Kyushu has experienced widespread power outages and disruption in transportation services, with one man in his 70s in Saga Prefecture confirmed to have died after falling from a roof while attempting to stormproof it, according to authorities.

The Japan Meteorological Agency is continuing to warn people of possible mudslides and swollen rivers due to heavy rain.

A shinkansen bullet train ticket gate is closed at JR Hakata Station in Fukuoka on Sept. 6, 2022, as services were halted due to Typhoon Hinnamnor. (Kyodo)

Although the typhoon is expected to be downgraded to an extratropical cyclone by Tuesday night, eastern and western Japan are likely to see heavy rain and thunderstorms through Wednesday. Northern Japan could also be affected by strong winds and stormy weather, the agency said.

After approaching Kyushu, the season's 11th typhoon swept past Shimane Prefecture and other areas on the country's western coast as it traveled through the Tsushima Strait.

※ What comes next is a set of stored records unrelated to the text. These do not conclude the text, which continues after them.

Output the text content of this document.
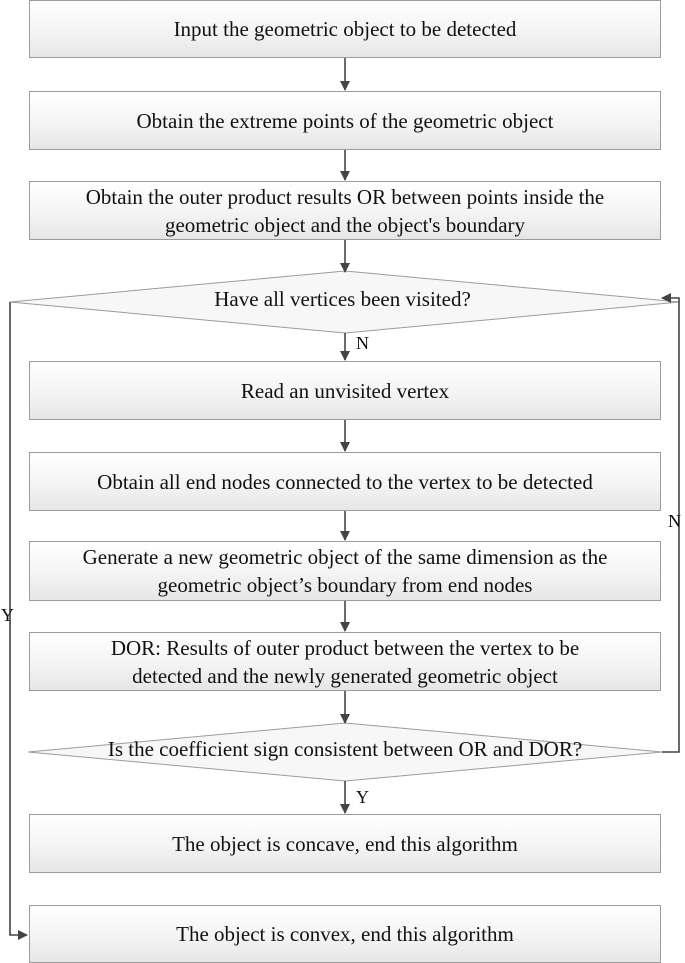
Input the geometric object to be detected
Obtain the extreme points of the geometric object
Obtain the outer product results OR between points inside the
geometric object and the object's boundary
Have all vertices been visited?
Read an unvisited vertex
Obtain all end nodes connected to the vertex to be detected
Generate a new geometric object of the same dimension as the
geometric object’s boundary from end nodes
DOR: Results of outer product between the vertex to be
detected and the newly generated geometric object
Is the coefficient sign consistent between OR and DOR?
The object is concave, end this algorithm
The object is convex, end this algorithm
N
Y
N
Y
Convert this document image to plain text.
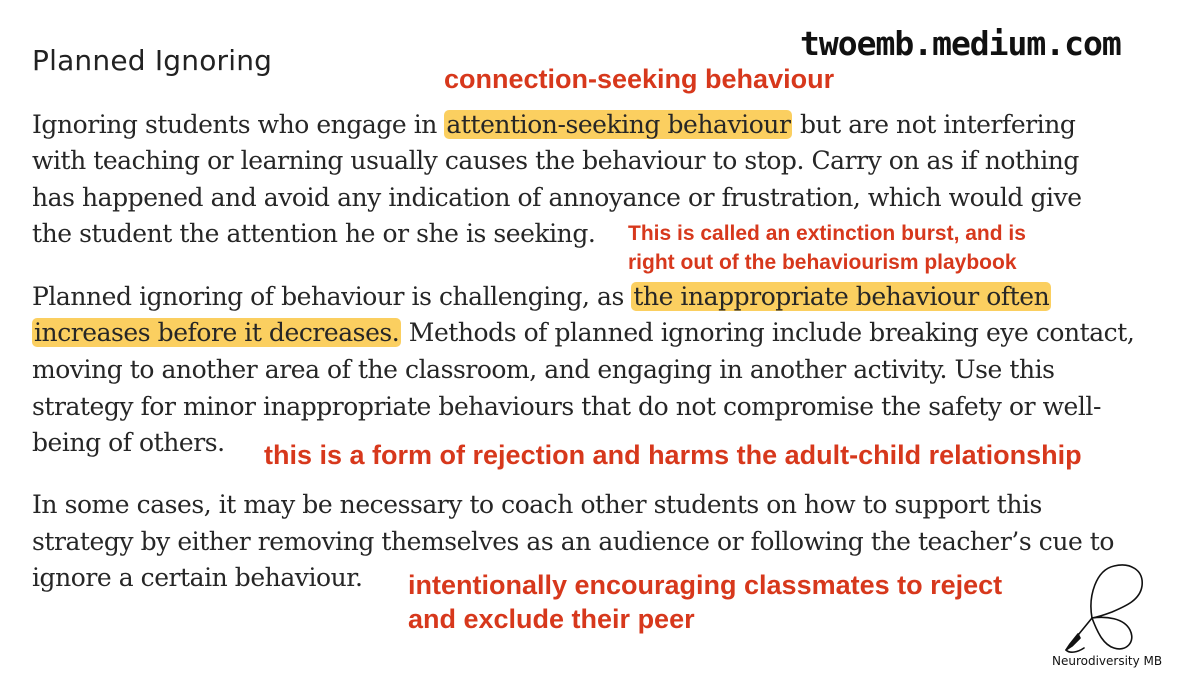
Planned Ignoring	twoemb.medium.com
connection-seeking behaviour
Ignoring students who engage in attention-seeking behaviour but are not interfering
with teaching or learning usually causes the behaviour to stop. Carry on as if nothing
has happened and avoid any indication of annoyance or frustration, which would give
the student the attention he or she is seeking. This is called an extinction burst, and is
right out of the behaviourism playbook
Planned ignoring of behaviour is challenging, as the inappropriate behaviour often
increases before it decreases. Methods of planned ignoring include breaking eye contact,
moving to another area of the classroom, and engaging in another activity. Use this
strategy for minor inappropriate behaviours that do not compromise the safety or well-
being of others. this is a form of rejection and harms the adult-child relationship
In some cases, it may be necessary to coach other students on how to support this
strategy by either removing themselves as an audience or following the teacher’s cue to
ignore a certain behaviour. intentionally encouraging classmates to reject
and exclude their peer
Neurodiversity MB
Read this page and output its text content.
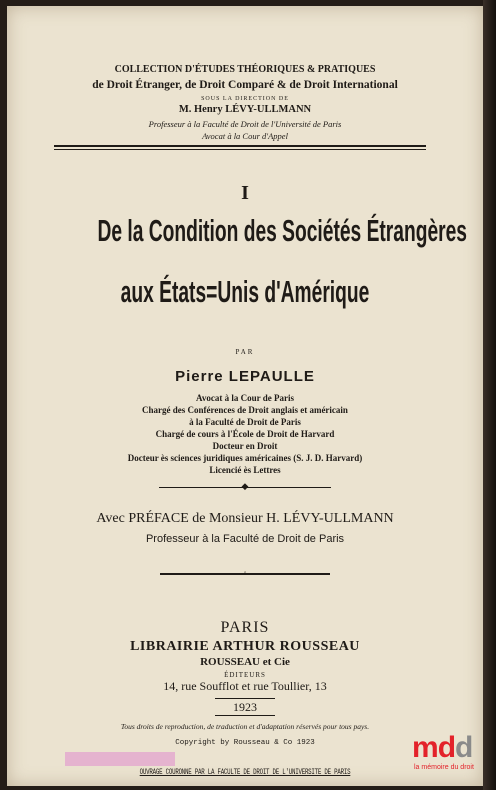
COLLECTION D'ÉTUDES THÉORIQUES & PRATIQUES
de Droit Étranger, de Droit Comparé & de Droit International
SOUS LA DIRECTION DE
M. Henry LÉVY-ULLMANN
Professeur à la Faculté de Droit de l'Université de Paris
Avocat à la Cour d'Appel
I
De la Condition des Sociétés Étrangères
aux États=Unis d'Amérique
PAR
Pierre LEPAULLE
Avocat à la Cour de Paris
Chargé des Conférences de Droit anglais et américain
à la Faculté de Droit de Paris
Chargé de cours à l'École de Droit de Harvard
Docteur en Droit
Docteur ès sciences juridiques américaines (S. J. D. Harvard)
Licencié ès Lettres
◆
Avec PRÉFACE de Monsieur H. LÉVY-ULLMANN
Professeur à la Faculté de Droit de Paris
◦
PARIS
LIBRAIRIE ARTHUR ROUSSEAU
ROUSSEAU et Cie
ÉDITEURS
14, rue Soufflot et rue Toullier, 13
1923
Tous droits de reproduction, de traduction et d'adaptation réservés pour tous pays.
Copyright by Rousseau & Co 1923
OUVRAGE COURONNÉ PAR LA FACULTÉ DE DROIT DE L'UNIVERSITÉ DE PARIS
mdd
la mémoire du droit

Parts of southeastern South Korea were also badly affected by the typhoon, with one person confirmed dead and others missing from the cities of Pohang and Ulsan, to the north of the major metropolis of Busan, according to local media.

As of 6 p.m. Tuesday, Typhoon Hinnamnor was located in the Sea of Japan and moving north-northeast toward the Sea of Okhotsk off Russia's Far East and Japan's northernmost prefecture Hokkaido at 80 kilometers per hour, according to the agency.

The typhoon had an atmospheric pressure of 975 hectopascals at its center and was packing winds of up to 162 kph.

Disruption to communications including cellphone voice calls and data services has been reported mainly in Kyushu and the southern island prefecture of Okinawa, and mobile phone carriers are expediting work to repair the issues attributed to power cuts and other causes.

Around 38,000 homes in the southwestern Japan prefectures of Fukuoka, Saga, Nagasaki, Kumamoto, and Kagoshima were reported to have experienced power outages.

Railway transportation was also disrupted, with Kyushu Railway Co., or JR Kyushu, temporarily suspending its bullet train services between Hakata and Kumamoto. A reduced service is running between Kumamoto and Kagoshima-Chuo stations, and the company's local lines were mostly returned to normal operations or ran with fewer trains.

Japan Airlines Co. and All Nippon Airways Co. canceled 60 and 38 flights respectively, with planes taking off from airports on the country's western coast facing the Sea of Japan primarily affected. Around 4,800 passengers were hit by the disruption, and both companies said they will run regular services on Wednesday.

According to a 24-hour forecast through Wednesday 6 p.m., 150 millimeters of rain is expected in western Japan's Kinki region, and 100 mm for the central Tokai region.